Стелла Иосифовна не стала распускать никаких слухов. Она вообще приняла обет молчания о том, что произошло в тот вечер, потому что на следующий день кое-что случилось. А дело было вот как.
Утром я пришёл на кафедру чуть раньше обычного, чтобы забрать всё необходимое для лекции и побыстрее, ни с кем не повстречавшись, смыться в лекционную аудиторию. Дверь кафедры оказалась незапертой, я дёрнул латунную ручку на себя и обмер.
Первой мне бросилась в глаза монументальная фигура Стелы Юзефовны, которая, приняв сценическую позу «оставьте меня, оставьте», располагалась в центре лаборатории. Правой рукой она опиралась на испытательную машину, а левой, будто закрываясь от солнца, заслонила глаза. Стелла Иосифовна была похожа на портрет Ермоловой в своём старомодном фиолетовом платье со шлейфом и вставленной на груди сеткой. Грудь под сеткой высоко вздымалась.
Перед Стеллой Юзефовной, приклонив колено, находился высокий худой студент с длинным лицом, наполовину закрытым невообразимых размеров чёлкой, и держал Стелу Юзефовну за руку. На студенте был ядовито жёлтый свитер и несколько коротковатые чёрные брюки. В просвете между брючиной и носком виднелась бледная волосатая плоть.
Жёлтый свитер кавалера настолько не подходил к фиолетовому туалету Стелы Иосифовны, что одно это могло служить достаточной причиной для отказа, но Стелла Иосифовна предпочла обрушить на воздыхателя самый испытанный аргумент.
— Жиров, вы не понимаете, я замужем, — сказала она, глядя в сторону, на портрет Отто Мора.
— О, Стелла, но как же мне быть, — с жаром голосил студент, терзая её кисть, — я не могу без вас.
— Забудьте меня, Жиров! — Стелла Иосифовна воздела глаза к потолку. — Вы ещё найдёте себе моложе…
— Мне не надо моложе, мне нужна вы… только вы…
Я давно заметил, что долго оставаться незамеченным, находясь в неком замкнутом пространстве и наблюдая за другими людьми, дано не всякому.

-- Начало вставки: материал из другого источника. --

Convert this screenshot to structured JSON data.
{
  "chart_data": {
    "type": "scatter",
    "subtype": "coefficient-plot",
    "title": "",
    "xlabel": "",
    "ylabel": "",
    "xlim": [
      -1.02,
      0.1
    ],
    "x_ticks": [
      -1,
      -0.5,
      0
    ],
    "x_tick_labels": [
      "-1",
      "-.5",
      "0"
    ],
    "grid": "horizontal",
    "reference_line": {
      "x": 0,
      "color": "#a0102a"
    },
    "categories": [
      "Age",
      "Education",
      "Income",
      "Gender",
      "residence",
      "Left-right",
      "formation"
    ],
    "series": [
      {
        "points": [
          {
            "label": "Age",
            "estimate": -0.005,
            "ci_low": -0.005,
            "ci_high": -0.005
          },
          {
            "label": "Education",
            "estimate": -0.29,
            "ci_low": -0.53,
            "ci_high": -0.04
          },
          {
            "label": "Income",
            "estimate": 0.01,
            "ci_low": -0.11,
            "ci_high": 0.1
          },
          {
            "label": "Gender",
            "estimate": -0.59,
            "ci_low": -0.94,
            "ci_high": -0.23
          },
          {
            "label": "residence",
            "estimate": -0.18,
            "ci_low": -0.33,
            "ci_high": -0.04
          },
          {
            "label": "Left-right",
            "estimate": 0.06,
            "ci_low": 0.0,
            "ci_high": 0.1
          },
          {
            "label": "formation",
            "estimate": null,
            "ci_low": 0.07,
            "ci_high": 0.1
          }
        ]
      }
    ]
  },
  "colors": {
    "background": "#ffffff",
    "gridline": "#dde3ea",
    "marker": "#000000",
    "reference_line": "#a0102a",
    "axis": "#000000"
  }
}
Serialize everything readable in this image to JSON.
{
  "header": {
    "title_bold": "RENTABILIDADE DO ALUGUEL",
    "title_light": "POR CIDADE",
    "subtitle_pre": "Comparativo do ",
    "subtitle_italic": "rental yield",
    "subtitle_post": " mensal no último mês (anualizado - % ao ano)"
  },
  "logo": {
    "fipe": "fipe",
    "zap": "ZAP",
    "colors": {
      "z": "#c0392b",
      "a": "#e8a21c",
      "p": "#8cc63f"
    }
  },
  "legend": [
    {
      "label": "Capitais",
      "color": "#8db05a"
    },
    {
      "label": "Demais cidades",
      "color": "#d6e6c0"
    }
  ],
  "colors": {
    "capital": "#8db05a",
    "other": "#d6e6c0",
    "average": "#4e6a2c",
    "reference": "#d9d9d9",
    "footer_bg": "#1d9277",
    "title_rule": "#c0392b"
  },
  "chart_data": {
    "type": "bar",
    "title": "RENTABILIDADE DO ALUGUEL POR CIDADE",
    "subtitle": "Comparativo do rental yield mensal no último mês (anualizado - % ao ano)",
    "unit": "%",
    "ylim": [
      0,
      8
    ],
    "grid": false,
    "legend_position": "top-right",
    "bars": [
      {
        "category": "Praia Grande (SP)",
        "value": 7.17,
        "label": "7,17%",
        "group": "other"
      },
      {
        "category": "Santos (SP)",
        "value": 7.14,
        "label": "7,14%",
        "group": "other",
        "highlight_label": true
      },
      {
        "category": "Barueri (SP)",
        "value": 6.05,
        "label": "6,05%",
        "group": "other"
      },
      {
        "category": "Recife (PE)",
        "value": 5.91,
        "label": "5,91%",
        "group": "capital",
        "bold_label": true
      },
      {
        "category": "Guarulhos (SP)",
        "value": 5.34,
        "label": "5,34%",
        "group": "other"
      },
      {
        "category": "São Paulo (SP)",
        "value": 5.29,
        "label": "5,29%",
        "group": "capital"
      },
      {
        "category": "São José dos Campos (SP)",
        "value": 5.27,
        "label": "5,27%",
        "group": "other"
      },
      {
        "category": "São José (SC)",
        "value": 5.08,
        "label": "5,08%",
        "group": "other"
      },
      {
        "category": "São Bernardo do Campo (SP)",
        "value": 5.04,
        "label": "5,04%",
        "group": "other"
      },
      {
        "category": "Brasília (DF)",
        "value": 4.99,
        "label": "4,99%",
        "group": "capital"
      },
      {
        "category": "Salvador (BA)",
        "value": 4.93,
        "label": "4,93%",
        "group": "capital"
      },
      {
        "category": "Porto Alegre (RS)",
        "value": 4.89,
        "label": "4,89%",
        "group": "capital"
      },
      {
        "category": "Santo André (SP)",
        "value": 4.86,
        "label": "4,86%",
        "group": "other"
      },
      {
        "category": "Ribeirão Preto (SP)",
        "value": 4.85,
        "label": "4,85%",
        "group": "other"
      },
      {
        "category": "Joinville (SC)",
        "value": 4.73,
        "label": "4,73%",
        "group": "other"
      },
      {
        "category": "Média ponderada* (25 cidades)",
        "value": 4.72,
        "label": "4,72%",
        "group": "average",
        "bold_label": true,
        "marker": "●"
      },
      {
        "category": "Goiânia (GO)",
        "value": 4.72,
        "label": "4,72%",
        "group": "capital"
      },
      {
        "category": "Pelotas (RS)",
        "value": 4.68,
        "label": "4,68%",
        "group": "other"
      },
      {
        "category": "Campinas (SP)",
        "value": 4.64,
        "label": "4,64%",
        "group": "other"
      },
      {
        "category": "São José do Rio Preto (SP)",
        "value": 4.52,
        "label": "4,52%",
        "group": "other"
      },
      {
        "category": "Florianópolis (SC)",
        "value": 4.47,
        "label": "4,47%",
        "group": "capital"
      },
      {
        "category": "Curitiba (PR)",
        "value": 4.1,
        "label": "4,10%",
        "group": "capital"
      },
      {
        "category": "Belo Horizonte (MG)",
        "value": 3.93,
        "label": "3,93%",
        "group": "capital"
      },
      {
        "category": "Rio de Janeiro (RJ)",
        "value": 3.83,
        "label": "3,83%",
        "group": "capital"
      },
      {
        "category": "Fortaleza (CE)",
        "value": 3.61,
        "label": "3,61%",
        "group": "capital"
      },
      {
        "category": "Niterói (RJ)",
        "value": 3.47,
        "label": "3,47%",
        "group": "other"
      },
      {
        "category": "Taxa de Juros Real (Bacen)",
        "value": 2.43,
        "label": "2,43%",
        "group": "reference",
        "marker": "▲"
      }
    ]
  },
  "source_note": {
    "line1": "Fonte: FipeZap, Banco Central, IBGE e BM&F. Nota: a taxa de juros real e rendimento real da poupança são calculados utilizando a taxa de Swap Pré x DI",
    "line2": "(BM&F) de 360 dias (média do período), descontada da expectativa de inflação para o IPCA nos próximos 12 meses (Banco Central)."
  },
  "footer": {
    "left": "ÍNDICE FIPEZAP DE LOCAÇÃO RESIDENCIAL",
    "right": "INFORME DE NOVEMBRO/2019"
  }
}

Можно надёжно спрятаться, соблюдать абсолютную тишину, не шевелиться и не дышать, но всё равно через какое-то время те, за кем ты наблюдаешь, обязательно обернуться в твою сторону и спросят: — «Кто здесь?» Дело тут не в маскировке, а в самом подходе к подсматриванию. Для того чтобы стать невидимым, надо, прежде всего, живо интересоваться происходящим процессом, случайные же, незаинтересованные свидетели обнаруживаются весьма быстро.
«Влюблённые» синхронно повернули головы в мою сторону. На лице студента (на незакрытой чёлкой его половине) отразился ужас. У Стелы Иосифовны — негодование.
— Простите, я не вовремя, — сказал я и выскочил в коридор.
Вечером, после того, как закончилась моя последняя пара, я зашёл на кафедру и встретил там Стеллу Иосифовну. Уже в другом наряде (чёрная юбка + чёрный жакет с янтарной брошкой в виде жука навозника на левом лацкане + кремовая блузка с бантом) она сидела, сложив руки на коленях, недалеко от того места, где происходило утреннее объяснение.